Matthew Corbett (the protagonist) is the clerk of magistrate Woodward who is conducting the trial of Rachel Howarth accused of being a witch. Only Matthew believes that there is more to the story and Rachel might be wrongly accused of being a witch. But the superstitions of the times and his ordinary position of a clerk does not help his position of trying to unveil the truth. But Matthew tries his damnedest hard to prove her innocence and at one point someone asks him, Why can’t he move on with his life? He is young (20 years) and his whole life is ahead of him. With the passage of time, his mind would come to terms with what happened and surely life would move on.

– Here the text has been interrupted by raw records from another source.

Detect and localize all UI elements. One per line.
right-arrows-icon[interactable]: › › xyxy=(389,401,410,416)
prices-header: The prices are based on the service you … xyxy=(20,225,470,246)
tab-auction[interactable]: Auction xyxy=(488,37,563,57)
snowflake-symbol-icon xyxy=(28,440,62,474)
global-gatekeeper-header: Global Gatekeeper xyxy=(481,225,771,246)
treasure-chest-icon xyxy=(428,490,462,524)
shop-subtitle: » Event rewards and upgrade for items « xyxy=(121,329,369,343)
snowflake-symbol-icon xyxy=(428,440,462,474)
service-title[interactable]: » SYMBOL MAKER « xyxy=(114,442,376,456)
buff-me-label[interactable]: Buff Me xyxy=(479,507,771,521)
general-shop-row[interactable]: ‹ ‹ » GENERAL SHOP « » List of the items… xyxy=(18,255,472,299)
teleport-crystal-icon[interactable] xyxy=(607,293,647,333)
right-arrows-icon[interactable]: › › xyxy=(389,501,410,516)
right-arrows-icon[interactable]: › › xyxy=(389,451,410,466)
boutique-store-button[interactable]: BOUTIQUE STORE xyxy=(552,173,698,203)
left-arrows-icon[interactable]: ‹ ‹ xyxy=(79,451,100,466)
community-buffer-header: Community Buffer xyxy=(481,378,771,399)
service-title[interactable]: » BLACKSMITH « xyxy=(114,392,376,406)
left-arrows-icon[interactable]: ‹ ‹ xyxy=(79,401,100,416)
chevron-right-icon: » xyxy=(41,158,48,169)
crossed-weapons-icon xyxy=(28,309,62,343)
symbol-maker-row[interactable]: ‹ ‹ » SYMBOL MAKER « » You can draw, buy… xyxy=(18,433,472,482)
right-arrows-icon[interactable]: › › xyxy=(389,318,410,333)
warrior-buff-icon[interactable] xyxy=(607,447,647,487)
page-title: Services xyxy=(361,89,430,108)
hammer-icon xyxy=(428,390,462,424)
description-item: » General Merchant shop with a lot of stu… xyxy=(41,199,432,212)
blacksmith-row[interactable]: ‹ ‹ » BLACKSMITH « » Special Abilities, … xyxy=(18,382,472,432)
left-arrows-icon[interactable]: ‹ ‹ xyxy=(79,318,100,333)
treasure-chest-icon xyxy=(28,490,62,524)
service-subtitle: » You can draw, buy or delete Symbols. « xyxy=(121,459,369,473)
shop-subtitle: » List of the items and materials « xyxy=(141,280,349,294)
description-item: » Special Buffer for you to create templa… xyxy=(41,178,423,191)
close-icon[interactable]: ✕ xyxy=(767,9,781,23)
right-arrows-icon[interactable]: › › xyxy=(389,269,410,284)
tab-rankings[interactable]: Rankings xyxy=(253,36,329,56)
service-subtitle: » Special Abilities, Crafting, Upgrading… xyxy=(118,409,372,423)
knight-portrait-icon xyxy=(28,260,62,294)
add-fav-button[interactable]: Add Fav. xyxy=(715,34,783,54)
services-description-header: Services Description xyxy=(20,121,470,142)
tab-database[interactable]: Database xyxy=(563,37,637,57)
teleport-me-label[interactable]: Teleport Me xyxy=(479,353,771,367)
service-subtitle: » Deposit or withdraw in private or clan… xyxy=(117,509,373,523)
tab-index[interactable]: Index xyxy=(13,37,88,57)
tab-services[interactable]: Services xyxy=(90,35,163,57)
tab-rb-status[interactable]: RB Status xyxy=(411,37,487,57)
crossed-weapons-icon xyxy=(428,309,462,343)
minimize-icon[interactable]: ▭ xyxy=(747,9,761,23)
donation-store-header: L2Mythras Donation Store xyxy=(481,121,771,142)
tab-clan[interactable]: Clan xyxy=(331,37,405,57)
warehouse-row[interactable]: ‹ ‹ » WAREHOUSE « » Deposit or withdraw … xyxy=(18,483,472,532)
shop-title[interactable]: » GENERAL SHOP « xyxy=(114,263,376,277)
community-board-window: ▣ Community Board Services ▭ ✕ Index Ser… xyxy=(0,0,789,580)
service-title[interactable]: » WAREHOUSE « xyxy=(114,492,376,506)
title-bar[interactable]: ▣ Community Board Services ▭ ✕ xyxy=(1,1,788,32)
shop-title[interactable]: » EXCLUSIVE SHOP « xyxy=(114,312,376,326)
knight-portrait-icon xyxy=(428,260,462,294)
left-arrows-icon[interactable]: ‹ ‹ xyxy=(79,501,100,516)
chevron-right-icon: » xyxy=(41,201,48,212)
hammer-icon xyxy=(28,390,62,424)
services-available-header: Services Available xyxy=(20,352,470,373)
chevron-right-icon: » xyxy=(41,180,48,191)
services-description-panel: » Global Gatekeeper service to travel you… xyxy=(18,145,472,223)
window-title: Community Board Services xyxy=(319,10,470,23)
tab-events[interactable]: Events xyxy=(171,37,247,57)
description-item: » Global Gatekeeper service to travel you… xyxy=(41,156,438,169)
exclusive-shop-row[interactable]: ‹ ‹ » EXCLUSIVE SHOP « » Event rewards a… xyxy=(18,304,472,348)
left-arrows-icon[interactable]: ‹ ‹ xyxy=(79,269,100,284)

And I think the reply that Matthew gave defines the true essence of this novel: "Everyone goes on,” he repeated, with a taint of bitter mockery. "Oh, yes. They go on. With crippled spirits and broken ideals, they do go on. And with the passage of years they forget what crippled and broke them. They accept it grandly as they grow older, as if crippling and breaking were gifts from a king. Then those same hopeful spirits and large ideals in younger souls are viewed as stupid, and petty... and things to be crippled and broken, because everyone does go on."